Continuous Improvement. It's a phrase that every business talks about. We heralded as the way forward for all businesses, especially when it actively engages our staff as we transform our businesses to better serve our customers.
For many businesses generating the improvement ideas can be a real challenge. This is often the focus of many articles.
But what about the other side of the coin? What about when you have too many ideas and you're overloaded with opportunities to change how your organization delivers value to its stakeholders and customers? In this case during our continuous improvement planning process we must create continuous improvement smart goals.
Before I suggest a way forward for those who find themselves in this situation, allow me to explain two significant problems with not having a method for dealing with this.
The first one is the 'chase many rabbits catch none' syndrome. You keep changing your mind as to the importance of each action.

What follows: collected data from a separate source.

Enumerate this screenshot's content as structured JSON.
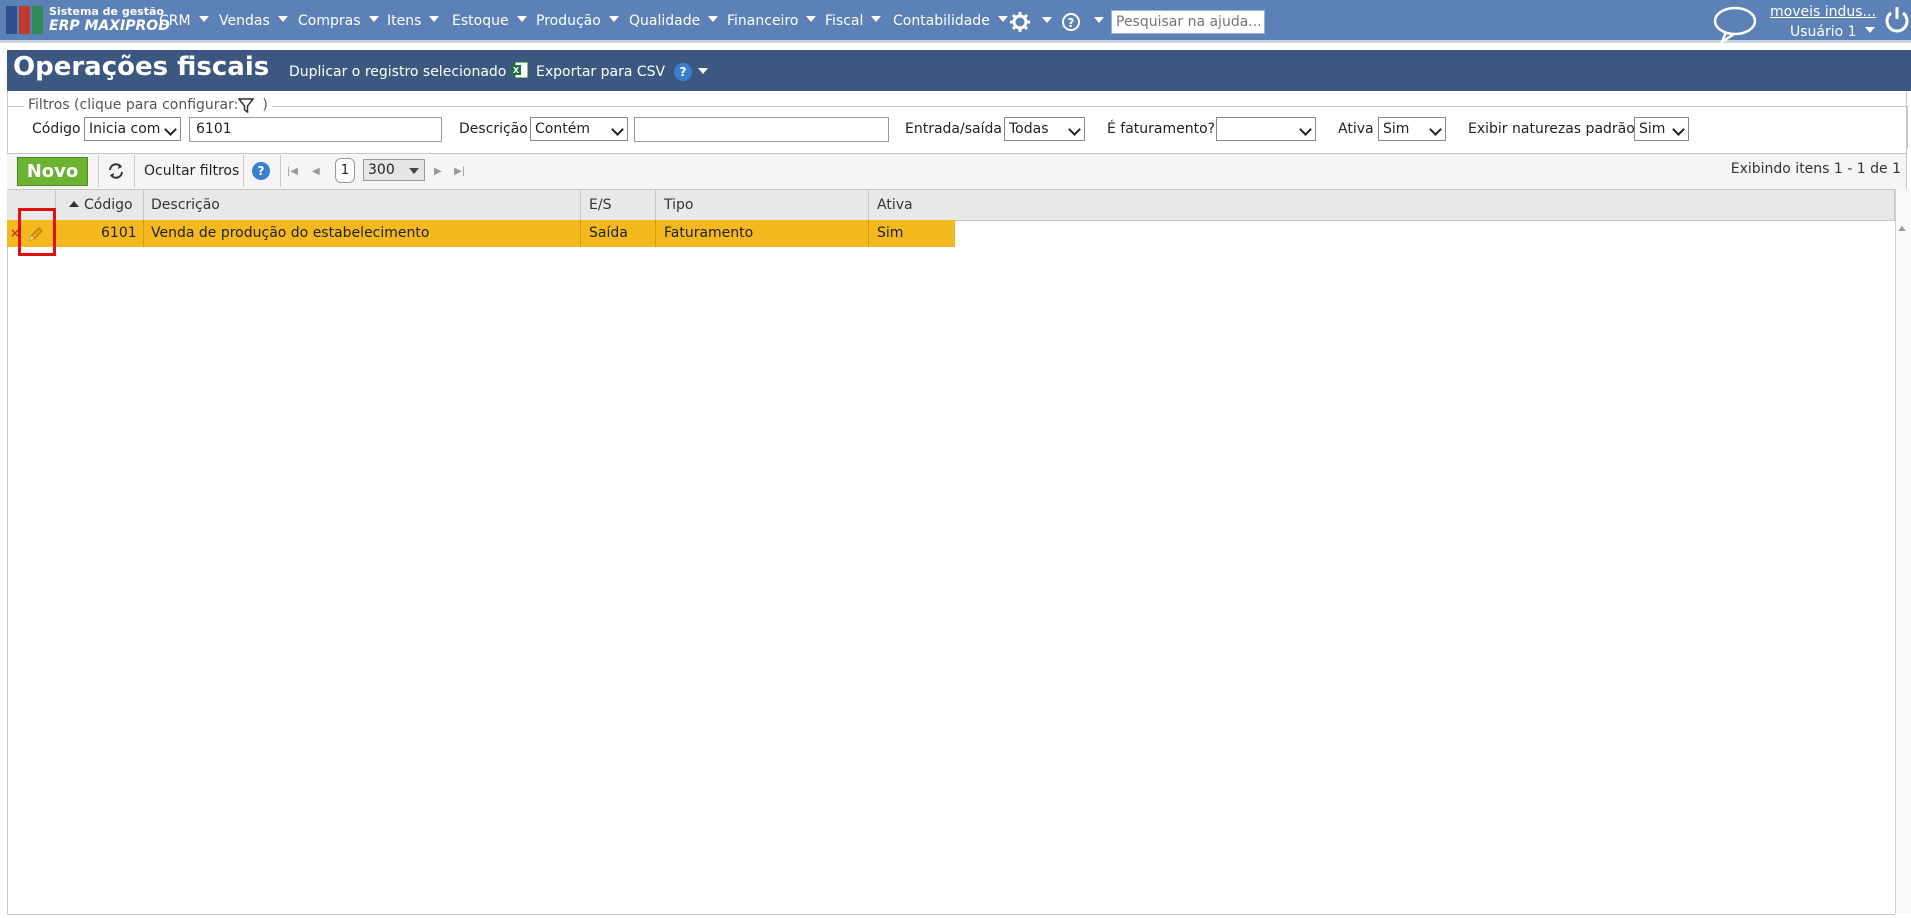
{
  "topbar": {
    "brand_line1": "Sistema de gestão",
    "brand_line2": "ERP MAXIPROD",
    "menu": [
      "CRM",
      "Vendas",
      "Compras",
      "Itens",
      "Estoque",
      "Produção",
      "Qualidade",
      "Financeiro",
      "Fiscal",
      "Contabilidade"
    ],
    "settings_icon": "gear-icon",
    "help_icon": "question-circle-icon",
    "search_placeholder": "Pesquisar na ajuda...",
    "chat_icon": "chat-bubble-icon",
    "company_link": "moveis indus...",
    "user_name": "Usuário 1",
    "power_icon": "power-icon"
  },
  "titlebar": {
    "title": "Operações fiscais",
    "duplicate_label": "Duplicar o registro selecionado",
    "export_label": "Exportar para CSV",
    "export_icon": "excel-icon",
    "help_glyph": "?"
  },
  "filters": {
    "legend": "Filtros (clique para configurar:",
    "legend_end": ")",
    "codigo_label": "Código",
    "codigo_mode": "Inicia com",
    "codigo_value": "6101",
    "descricao_label": "Descrição",
    "descricao_mode": "Contém",
    "descricao_value": "",
    "es_label": "Entrada/saída",
    "es_value": "Todas",
    "fat_label": "É faturamento?",
    "fat_value": "",
    "ativa_label": "Ativa",
    "ativa_value": "Sim",
    "padrao_label": "Exibir naturezas padrão",
    "padrao_value": "Sim"
  },
  "toolbar": {
    "new_label": "Novo",
    "hide_filters_label": "Ocultar filtros",
    "page": "1",
    "page_size": "300",
    "showing": "Exibindo itens 1 - 1 de 1"
  },
  "grid": {
    "columns": [
      "Código",
      "Descrição",
      "E/S",
      "Tipo",
      "Ativa"
    ],
    "rows": [
      {
        "codigo": "6101",
        "descricao": "Venda de produção do estabelecimento",
        "es": "Saída",
        "tipo": "Faturamento",
        "ativa": "Sim"
      }
    ]
  },
  "colors": {
    "topbar": "#5c81b6",
    "titlebar": "#3c5880",
    "selected_row": "#f5b920",
    "new_button": "#6bb431",
    "highlight_box": "#e01010"
  }
}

You don't fully commit to any one course of action and you find yourself going round in circles.
I've been there and I'm sure that you have at some point in time, where the temptation to start everything at once is great. I'm quite impatient and I want all of the changes to take place immediately. Many of my clients feel the same way too, and it can be hard to temper our enthusiasm. As an observation; you can see this on many business plans - the improvement work is front loaded and not staged throughout the year(s).
Managing expectations causes the second problem.
You want your teams to engage in the process of change and you need their ideas. You support, train and coach them to generate ideas. But they still need your help to implement and manage the improvement activity.
They too get an overload of ideas, they still need to deal with their day job and they find themselves with a dilemma of what to work on first. As time progresses, the team sees a lack of progress to their contributing ideas. People start to lose interest in continuous improvement and your efforts become another well meaning project that is consigned to the scrap heap.
So, let me share with you a way to avoid this situation.
One way to get out of this situation is to be as objective as possible about each presented improvement idea. If you're a fan of the Pareto principle you will agree that not every idea will be of equal value.
Put simply, you can quickly implement some ideas that deliver a massive benefit. On the flip side, some difficult to implement ideas provide only minimal gains. When you evaluate newly presented ideas you effectively eliminate the two issues that I raised earlier; you easily prioritize your efforts and show visibility of progress.
The acronym that I use with this type of evaluation is BCS, which stands for Benefit, Cost and Speed. A great improvement will:
To use the BCS idea you only need to add three columns to the end of your list of improvement ideas. For each idea you score it in term of the three factors I mentioned above. The scoring works as follows:
(Note - you can choose any numbers between 1 and 10, the above descriptions are to indicate each end of the spectrum)
To calculate the BCS score you simply multiply the three numbers together, to get a value between 1 and 1000. Ranking the scores from height to low now gives you a clear priority list. This creates the best sequence of improvement activity for the business.
Whilst the BCS approach isn't 100% objective, it can provide a framework for you to develop continuous improvement smart goals, with guidelines as clear as you need them to be.
In order to improve continuous improvement smart goals you should standardize the BCS Parameters.This lets the team quickly determine the rating for each BCS and minimizes the arguing between team members. In addition when set, the team then understands the score for each item.
You can use or modify the below.
|Benefit||Customer Growth / Monetary Payback|
|10||50% Growth in a year|
|9||25% Growth in a year|
|8||10% Growth in a Year|
|7||1 day payback|
|6||1 week payback|
|5||1 month payback|
|4||1 year payback|
Sharing this approach of continuous improvement smart goals with your teams can really benefit your continuous improvement activities too. If they know how you score the improvements they can make a decision as to whether they need to work on their ideas further (to improve the BCS score) or submit them.
By sharing with them the 'leader board' they can also see how their idea fares in the great scheme of things. It isn't lost and its' position in the queue becomes clear. This aids communication and keep enthusiasm for the improvement process alive.
A little twist to this idea, that really improves your team's engagement with continuous improvement smart goals, is the notion of a 'shelf life'.
Let's imagine that you have a list of fifty continuous improvement smart goals with the top seven being currently worked on. In our imaginary list, at position fourteen is a pretty good idea with reasonable benefits and is quick to implement. It hasn't reached the top yet because of its BCS score, and may well get leapfrogged in due course. The person who suggested it can see it sitting there, and it may have been sitting there for a while. What if we chose to give the idea a shelf life, and when it hits this time you decide to do it now anyway? It keeps the list flowing, it keeps the benefits flowing and it communicates to the business that their ideas are important (all of them!).
The same can also be said of ideas that don't make the top of the list and difficult to take action like the example given above. If you set a minimum BCS score for inclusion on the list then you make it clear to the business about what you can handle via continuous improvement smart goals and what it cannot. This approach is no different to your contract review process, where you only accept the work that you can do and make a profit on. Again, having an entry level BCS score can improve the communication and transparency of your continuous improvement approach.
If your business bares a difficult time managing a plethora of improvement opportunities, then you risk of people losing interest due to a perceived lack of progress. Please consider the BCS approach and see if you can re-vitalize continuous improvement at your place of work.